In sum, in the past few quarters, we have seen a sharp slowdown in household borrowing and a sharp increase in corporate equity retirement funded out of current profits. At the same time, we have seen continued strong growth in funds being advanced to the U.S. This helps explain both the rallies in the bond market and the stock market. With regard to the bond market, this also helps explain the inversion of the yield curve. The supply of credit from abroad has continued to grow rapidly as the growth in the U.S. demand for credit has slowed sharply.

Despite the fact that household mortgage borrowing has slowed in recent quarters, the leverage in owner-occupied residential real estate reached a record high 46.4% in Q3:2006, as shown in Chart 8. If mortgage borrowing slowed, why the increase in leverage? Because, as shown in Chart 9, there has been a sharp slowdown in the growth of the total market value of residential real estate.

With the sharp slowdown in the growth of housing values, it is quite natural that there also would be a sharp slowdown in the growth of homeowners' equity. This, combined with higher adjustable rate mortgage financing rates, has resulted in a sharp slowing in mortgage equity withdrawal (MEW).

As shown in Chart 10, MEW peaked at an annual rate of about $730 billion, or 8.1% of DPI in Q3:2005, slowing to an annual rate of only $214 billion in Q3:2006. Along with corporate stock retirement, MEW has been an important source of funding for household deficit spending in recent years.

Therefore, this slowdown in MEW would be expected to slow the growth in household spending, which, as shown in Chart 11, has begun.

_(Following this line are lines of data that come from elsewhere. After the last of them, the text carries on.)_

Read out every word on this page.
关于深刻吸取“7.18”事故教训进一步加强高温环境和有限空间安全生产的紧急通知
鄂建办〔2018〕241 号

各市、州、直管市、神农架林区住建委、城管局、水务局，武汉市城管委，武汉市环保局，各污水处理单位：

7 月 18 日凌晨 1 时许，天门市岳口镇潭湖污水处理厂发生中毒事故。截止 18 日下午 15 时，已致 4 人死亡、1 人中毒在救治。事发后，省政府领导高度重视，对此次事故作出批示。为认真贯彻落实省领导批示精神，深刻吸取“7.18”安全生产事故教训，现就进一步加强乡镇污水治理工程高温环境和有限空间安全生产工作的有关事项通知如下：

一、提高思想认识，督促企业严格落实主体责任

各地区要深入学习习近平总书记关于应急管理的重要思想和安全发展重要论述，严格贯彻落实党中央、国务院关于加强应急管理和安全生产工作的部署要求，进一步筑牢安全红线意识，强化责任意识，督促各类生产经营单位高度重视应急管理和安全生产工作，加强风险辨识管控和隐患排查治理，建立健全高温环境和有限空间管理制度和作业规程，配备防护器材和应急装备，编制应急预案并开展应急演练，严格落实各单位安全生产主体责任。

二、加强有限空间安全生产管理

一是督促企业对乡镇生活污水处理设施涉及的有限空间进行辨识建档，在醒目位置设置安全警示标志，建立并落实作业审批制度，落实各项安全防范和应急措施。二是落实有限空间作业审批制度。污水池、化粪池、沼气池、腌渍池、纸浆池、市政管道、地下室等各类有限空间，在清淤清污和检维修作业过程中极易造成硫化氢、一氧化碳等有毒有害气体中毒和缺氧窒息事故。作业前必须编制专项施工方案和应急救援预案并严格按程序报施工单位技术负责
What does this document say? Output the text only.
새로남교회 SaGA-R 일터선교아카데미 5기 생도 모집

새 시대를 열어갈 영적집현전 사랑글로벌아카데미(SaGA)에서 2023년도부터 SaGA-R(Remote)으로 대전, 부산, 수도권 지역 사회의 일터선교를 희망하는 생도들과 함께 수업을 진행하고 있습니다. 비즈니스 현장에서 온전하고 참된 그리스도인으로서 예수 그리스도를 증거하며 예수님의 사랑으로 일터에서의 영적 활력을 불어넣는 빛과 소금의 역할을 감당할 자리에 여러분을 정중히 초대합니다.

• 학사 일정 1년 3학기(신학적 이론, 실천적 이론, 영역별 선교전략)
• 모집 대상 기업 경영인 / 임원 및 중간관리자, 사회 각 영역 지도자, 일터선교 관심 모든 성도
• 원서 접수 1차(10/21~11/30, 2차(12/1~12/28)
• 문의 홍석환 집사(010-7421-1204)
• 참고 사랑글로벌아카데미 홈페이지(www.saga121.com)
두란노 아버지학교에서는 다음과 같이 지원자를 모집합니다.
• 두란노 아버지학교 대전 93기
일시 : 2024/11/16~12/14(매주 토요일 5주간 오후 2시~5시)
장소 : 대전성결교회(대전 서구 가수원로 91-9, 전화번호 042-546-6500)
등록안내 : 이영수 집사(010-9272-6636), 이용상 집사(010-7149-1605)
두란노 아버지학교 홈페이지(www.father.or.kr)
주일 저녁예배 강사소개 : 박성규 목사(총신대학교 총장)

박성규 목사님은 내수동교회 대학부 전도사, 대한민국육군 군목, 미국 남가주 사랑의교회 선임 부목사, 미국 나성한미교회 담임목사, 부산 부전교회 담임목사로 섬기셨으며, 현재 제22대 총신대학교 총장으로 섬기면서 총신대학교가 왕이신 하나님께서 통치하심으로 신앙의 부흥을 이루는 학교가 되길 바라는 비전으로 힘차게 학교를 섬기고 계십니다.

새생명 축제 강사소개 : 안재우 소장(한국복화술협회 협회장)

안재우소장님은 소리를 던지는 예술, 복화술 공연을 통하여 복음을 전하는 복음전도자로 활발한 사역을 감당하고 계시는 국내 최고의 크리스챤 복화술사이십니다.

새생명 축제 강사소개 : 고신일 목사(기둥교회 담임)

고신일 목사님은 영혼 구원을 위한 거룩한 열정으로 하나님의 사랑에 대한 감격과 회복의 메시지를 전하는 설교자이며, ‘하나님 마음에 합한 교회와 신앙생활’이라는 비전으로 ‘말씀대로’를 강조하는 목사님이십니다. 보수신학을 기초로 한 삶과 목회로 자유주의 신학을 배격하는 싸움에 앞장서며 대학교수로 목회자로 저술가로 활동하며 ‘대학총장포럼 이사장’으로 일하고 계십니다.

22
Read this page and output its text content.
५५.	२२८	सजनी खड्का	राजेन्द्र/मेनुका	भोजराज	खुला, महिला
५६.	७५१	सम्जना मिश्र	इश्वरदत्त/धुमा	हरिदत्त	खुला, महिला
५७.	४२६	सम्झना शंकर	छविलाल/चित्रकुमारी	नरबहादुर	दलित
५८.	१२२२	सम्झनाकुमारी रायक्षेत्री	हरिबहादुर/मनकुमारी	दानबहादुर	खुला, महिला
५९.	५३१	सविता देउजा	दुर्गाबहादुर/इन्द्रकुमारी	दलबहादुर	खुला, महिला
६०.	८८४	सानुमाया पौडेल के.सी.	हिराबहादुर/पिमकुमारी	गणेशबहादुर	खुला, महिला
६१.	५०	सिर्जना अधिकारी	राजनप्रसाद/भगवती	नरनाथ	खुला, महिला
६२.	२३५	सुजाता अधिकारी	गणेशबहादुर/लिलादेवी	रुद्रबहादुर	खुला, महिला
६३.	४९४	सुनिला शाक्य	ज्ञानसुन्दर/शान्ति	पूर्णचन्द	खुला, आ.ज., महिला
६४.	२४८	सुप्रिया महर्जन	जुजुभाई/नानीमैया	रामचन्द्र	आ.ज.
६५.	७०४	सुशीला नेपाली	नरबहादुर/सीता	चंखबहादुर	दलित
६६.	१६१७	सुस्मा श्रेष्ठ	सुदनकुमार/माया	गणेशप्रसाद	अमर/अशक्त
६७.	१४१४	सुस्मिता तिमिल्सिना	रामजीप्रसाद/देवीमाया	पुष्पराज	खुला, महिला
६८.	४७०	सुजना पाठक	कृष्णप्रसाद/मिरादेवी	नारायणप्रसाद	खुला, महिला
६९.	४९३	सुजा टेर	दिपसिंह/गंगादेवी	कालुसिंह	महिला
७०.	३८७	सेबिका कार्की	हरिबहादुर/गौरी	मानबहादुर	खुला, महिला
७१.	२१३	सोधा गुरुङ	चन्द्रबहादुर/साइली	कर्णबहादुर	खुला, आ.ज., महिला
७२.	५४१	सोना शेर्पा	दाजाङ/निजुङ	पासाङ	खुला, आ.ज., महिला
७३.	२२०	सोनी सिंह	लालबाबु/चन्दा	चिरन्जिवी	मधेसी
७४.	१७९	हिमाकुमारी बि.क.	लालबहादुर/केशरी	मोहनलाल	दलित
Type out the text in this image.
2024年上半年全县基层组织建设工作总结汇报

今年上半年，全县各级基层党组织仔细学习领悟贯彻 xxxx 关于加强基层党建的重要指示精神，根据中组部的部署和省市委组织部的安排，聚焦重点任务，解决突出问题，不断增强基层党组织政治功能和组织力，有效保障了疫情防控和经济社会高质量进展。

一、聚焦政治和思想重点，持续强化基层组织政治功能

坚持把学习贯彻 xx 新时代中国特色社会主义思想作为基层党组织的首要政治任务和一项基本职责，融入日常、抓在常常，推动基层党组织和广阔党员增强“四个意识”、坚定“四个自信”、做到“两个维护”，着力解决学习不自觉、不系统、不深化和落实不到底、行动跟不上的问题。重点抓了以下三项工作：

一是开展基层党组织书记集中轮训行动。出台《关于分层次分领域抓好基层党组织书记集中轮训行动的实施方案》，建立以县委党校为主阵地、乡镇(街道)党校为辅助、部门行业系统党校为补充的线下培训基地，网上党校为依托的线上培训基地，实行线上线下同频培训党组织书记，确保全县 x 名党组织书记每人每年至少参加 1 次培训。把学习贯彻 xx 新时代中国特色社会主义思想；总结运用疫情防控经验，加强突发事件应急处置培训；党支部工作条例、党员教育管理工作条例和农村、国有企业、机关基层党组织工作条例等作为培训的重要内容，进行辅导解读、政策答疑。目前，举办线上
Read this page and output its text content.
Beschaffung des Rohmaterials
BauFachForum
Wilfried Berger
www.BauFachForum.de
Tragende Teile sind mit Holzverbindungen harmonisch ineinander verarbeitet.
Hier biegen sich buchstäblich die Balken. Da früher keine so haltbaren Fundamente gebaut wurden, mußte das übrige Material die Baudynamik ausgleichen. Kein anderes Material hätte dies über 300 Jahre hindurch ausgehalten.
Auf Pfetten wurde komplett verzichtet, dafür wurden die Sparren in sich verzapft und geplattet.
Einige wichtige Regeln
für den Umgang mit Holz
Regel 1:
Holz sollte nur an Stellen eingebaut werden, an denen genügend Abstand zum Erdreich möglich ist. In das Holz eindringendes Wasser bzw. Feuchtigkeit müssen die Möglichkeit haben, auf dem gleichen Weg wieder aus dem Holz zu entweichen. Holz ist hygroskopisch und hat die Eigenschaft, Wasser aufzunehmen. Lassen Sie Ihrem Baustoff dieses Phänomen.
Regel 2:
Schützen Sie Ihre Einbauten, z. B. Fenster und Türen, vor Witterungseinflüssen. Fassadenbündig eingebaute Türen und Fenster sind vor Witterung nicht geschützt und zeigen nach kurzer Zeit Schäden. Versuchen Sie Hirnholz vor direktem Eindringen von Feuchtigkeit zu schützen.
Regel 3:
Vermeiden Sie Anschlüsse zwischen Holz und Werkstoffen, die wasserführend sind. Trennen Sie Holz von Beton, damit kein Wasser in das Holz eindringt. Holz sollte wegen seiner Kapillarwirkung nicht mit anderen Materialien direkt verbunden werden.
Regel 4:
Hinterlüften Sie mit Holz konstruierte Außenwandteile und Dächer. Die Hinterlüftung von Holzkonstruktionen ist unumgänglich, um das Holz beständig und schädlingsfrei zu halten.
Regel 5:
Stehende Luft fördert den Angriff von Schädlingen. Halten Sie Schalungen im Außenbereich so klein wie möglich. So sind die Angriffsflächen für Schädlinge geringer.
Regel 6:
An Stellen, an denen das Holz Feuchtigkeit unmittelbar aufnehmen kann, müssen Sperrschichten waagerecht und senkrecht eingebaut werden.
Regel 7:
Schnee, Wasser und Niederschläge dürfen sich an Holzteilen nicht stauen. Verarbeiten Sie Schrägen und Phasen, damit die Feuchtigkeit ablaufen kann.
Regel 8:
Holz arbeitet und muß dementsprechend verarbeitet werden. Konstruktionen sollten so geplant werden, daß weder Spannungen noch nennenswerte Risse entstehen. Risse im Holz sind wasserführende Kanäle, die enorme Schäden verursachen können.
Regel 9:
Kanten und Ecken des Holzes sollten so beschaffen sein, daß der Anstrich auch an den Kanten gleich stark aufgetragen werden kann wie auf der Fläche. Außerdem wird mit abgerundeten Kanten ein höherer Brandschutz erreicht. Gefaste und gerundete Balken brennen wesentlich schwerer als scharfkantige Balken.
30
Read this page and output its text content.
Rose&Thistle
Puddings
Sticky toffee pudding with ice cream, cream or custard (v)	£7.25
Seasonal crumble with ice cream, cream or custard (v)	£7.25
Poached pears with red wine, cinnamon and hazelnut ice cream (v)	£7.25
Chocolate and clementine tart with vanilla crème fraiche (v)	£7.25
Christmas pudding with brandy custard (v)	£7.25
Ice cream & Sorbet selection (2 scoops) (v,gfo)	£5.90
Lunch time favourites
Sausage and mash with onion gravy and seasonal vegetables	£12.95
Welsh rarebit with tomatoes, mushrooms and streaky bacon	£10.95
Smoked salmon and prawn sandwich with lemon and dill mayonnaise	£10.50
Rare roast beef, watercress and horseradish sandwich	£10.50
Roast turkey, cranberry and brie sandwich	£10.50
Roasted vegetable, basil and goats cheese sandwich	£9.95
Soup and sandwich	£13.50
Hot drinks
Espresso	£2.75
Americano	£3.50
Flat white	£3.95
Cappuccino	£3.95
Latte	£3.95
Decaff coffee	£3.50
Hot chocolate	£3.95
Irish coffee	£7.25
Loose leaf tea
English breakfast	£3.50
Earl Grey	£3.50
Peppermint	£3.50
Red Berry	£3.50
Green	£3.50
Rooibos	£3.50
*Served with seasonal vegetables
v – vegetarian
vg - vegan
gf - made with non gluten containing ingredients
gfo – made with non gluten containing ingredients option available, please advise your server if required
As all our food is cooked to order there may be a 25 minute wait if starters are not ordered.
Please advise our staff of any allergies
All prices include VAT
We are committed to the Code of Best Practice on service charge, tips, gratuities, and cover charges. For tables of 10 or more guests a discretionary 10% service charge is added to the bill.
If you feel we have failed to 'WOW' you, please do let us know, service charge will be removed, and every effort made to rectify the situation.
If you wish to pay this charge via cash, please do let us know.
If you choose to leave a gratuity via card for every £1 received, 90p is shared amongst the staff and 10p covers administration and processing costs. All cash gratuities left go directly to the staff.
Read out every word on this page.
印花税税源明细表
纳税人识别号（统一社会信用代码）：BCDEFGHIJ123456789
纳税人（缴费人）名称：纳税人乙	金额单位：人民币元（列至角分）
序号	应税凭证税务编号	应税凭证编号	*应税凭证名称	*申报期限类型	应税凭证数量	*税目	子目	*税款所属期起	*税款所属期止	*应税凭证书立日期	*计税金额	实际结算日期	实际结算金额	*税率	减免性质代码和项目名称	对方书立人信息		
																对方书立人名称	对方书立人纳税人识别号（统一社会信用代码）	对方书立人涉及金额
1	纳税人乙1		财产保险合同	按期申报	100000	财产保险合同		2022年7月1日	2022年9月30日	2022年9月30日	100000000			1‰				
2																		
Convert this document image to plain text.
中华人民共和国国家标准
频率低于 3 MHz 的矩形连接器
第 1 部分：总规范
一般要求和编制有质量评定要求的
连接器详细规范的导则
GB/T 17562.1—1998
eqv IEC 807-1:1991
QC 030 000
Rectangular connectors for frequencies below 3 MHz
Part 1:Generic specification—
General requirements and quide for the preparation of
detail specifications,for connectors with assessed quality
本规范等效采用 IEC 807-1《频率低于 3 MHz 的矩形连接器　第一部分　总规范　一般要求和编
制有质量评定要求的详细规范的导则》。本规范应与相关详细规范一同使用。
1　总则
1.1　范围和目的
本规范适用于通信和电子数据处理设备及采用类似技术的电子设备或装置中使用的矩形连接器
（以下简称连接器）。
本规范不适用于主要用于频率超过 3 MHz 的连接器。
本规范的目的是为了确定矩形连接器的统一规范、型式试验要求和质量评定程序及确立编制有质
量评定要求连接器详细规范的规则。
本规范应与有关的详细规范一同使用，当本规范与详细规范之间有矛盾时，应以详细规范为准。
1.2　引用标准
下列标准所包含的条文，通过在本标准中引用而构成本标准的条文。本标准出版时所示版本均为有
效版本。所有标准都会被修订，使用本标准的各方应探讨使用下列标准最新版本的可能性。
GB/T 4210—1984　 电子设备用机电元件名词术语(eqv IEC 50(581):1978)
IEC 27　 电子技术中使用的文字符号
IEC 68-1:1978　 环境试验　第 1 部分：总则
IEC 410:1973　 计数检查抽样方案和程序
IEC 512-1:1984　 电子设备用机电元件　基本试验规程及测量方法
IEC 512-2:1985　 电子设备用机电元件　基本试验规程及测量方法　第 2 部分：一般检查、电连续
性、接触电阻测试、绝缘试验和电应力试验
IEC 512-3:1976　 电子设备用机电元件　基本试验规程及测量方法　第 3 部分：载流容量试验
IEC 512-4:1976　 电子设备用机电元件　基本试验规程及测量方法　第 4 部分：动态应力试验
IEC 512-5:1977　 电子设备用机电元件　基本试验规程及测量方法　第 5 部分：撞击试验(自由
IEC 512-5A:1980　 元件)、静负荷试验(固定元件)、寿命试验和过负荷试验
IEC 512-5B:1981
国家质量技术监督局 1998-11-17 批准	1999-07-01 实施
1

On a year-over-year basis, growth in the sum of real personal consumption and residential investment expenditures has slowed to 2.0% in Q3:2006, the slowest growth since the past recession.

Household liquidity fell to a post-WWII low in Q3:2006 (see Chart 12). I am using as a measure of liquidity household deposits and money market mutual funds as a percent of total household liabilities.

Some might respond that with all the different sources of credit available to households today, they do not need to hold as large a ratio of liquid assets as in the past. To this I would respond with three counter-arguments.

Firstly, households already have borrowed so much that their leverage ratio is at a post-WWII high (see Chart 13).

Secondly, households have already borrowed so much that their debt service burden is at a 25-year record high (see Chart 14).

And thirdly, residential real estate, which accounts for 30.5% of the total market value of household assets (see Chart 15), is the single largest asset in households' portfolios compared with deposits, credit market instruments, corporate equities (about 44% of which are held on their behalf in pension funds and insurance companies) and other tangible assets. Of these other asset categories, residential real estate probably is the least liquid, aside from used refrigerators (other tangible assets).

In sum, households have never been as highly levered as they are now or as illiquid as they are now, and their single largest asset is in danger of actually falling in value.

If the Fed had to resume raising interest rates in this environment, it would be "Katy, bar the door" for household finances!